Expected output: Three distinct behaviors from the same slow agent, demonstrating the three timeout action modes. Elapsed times should reflect retry attempts in the "retry" mode.


Exercise 4: Implement Graceful Degradation with a Fallback

Goal: Build a pipeline that serves a degraded result when the primary agent is unavailable.

Instructions:

  1. Design a two-path pipeline:

- Primary path: An agent that calls an external API (simulate with a function that randomly raises an exception 80% of the time to simulate a down service). - Fallback path: A simpler agent that returns a cached or default response.

  1. Configure a circuit breaker that opens after 2 failures in 30 seconds:
   from meshflow import MeshFlow, MeshNode, CircuitBreakerConfig

   cb = CircuitBreakerConfig(
       failure_threshold=2,
       failure_window_s=30,
       half_open_after_s=10,
       step_timeout_action="skip"
   )
   app = MeshFlow(circuit_breaker=cb)
  1. Configure a fallback so that when the primary agent's circuit is OPEN, the workflow automatically uses the fallback agent:
   primary_node = MeshNode.from_callable(
       primary_agent,
       name="primary",
       fallback=MeshNode.from_callable(fallback_agent, name="fallback")
   )
  1. Run the pipeline 10 times in a loop and observe:

- How many times did the primary succeed? - How many times did the fallback activate? - Did the workflow ever return an error to the caller (versus gracefully degrading)?

  1. Inspect the ledger records. How are fallback activations recorded? Is it clear from the ledger that a degraded response was returned?

Expected output: The majority of calls should succeed (either primary or fallback). The workflow should never raise an unhandled exception. The ledger should record both primary failures and fallback activations.

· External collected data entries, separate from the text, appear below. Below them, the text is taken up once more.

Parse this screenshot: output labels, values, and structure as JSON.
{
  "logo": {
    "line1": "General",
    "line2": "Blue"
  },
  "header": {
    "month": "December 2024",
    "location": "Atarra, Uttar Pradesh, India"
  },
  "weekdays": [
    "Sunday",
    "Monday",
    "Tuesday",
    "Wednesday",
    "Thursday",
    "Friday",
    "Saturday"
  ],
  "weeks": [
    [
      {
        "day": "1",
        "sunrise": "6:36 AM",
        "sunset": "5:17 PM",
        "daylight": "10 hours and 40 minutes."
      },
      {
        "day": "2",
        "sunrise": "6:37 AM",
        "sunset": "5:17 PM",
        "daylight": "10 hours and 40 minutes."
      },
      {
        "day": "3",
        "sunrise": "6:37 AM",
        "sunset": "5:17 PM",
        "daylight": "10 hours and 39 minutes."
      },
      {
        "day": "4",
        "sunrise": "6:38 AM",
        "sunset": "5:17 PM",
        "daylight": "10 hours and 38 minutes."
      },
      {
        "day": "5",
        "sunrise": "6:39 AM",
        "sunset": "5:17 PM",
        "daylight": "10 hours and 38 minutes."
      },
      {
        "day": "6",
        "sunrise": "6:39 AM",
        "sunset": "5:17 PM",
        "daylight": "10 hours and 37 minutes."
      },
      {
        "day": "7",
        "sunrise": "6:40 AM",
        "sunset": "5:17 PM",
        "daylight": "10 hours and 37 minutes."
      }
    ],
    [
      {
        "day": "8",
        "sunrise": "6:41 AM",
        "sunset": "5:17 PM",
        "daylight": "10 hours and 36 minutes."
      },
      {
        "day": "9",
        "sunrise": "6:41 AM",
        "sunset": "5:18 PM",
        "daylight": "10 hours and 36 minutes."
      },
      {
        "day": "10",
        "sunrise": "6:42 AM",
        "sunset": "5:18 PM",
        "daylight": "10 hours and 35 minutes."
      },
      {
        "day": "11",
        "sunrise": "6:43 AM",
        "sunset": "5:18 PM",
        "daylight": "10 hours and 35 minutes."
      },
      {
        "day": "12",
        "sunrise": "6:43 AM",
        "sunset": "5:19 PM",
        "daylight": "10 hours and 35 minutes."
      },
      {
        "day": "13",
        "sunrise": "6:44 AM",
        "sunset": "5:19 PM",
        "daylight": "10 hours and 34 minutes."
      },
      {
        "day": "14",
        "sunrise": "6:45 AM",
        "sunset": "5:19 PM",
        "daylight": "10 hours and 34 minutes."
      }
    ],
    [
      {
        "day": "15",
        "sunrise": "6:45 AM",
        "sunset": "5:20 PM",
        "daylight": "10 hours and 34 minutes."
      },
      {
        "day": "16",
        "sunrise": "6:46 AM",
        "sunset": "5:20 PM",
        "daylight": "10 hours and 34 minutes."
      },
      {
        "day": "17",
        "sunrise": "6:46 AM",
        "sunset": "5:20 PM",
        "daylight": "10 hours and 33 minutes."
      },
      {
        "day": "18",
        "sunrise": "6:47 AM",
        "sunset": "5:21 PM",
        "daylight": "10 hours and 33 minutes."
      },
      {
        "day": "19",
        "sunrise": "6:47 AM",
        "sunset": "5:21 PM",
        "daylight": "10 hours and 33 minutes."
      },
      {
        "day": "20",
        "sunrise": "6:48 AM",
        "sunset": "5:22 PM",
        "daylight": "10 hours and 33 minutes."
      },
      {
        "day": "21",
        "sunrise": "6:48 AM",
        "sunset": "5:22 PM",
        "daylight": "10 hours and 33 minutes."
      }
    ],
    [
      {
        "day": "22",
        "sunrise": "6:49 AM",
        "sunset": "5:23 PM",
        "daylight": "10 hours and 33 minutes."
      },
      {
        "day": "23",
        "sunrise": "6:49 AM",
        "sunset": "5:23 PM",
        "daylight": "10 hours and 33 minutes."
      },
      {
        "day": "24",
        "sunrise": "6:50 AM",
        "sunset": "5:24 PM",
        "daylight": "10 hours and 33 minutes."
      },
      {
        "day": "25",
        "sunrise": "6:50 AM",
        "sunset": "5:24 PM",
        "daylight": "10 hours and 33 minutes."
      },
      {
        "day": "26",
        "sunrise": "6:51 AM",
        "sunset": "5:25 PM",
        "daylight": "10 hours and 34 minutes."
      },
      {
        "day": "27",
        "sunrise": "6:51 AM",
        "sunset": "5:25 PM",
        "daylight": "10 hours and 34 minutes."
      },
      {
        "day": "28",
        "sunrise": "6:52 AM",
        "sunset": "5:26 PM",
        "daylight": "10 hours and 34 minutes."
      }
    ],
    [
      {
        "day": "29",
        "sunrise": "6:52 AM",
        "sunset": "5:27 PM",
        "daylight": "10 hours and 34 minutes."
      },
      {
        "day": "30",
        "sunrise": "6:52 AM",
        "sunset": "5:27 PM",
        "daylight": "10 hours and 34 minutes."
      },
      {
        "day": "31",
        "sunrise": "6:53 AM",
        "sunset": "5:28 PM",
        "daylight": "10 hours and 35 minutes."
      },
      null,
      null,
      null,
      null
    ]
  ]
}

Exercise 5: Simulate a Cascading Failure and Recovery

Goal: Observe how circuit breakers prevent cascading failures in a multi-node pipeline.

Instructions:

  1. Build a four-node pipeline where Node 3 is the unstable one:

- Node 1: Always succeeds (data preparation) - Node 2: Always succeeds (enrichment) - Node 3: Fails 90% of the time (simulates a down service) - Node 4: Always succeeds (formatting)

  1. Configure separate circuit breakers per node (if MeshFlow supports per-node circuit breakers) or use the global circuit breaker.
  2. Run the pipeline 20 times and observe:

- After how many runs does Node 3's circuit open? - While Node 3's circuit is OPEN, do Nodes 1 and 2 still execute (wasted work) or does the pipeline short-circuit earlier? - How does the failure of Node 3 affect the output of Node 4? (Does Node 4 receive a None, a default, or does it not execute at all?)

  1. After the circuit opens, wait for half_open_after_s and run one more call. Record whether the probe succeeds or fails and what the new state is.
  2. Write a short paragraph (4–5 sentences) on how circuit breakers prevent cascading failures from propagating through a multi-stage pipeline and why this matters for system reliability.

Expected output: Clear evidence that Node 3's circuit opens after the threshold is reached, the pipeline handles the OPEN state without crashing, and the recovery probe (HALF-OPEN) is visible in the output.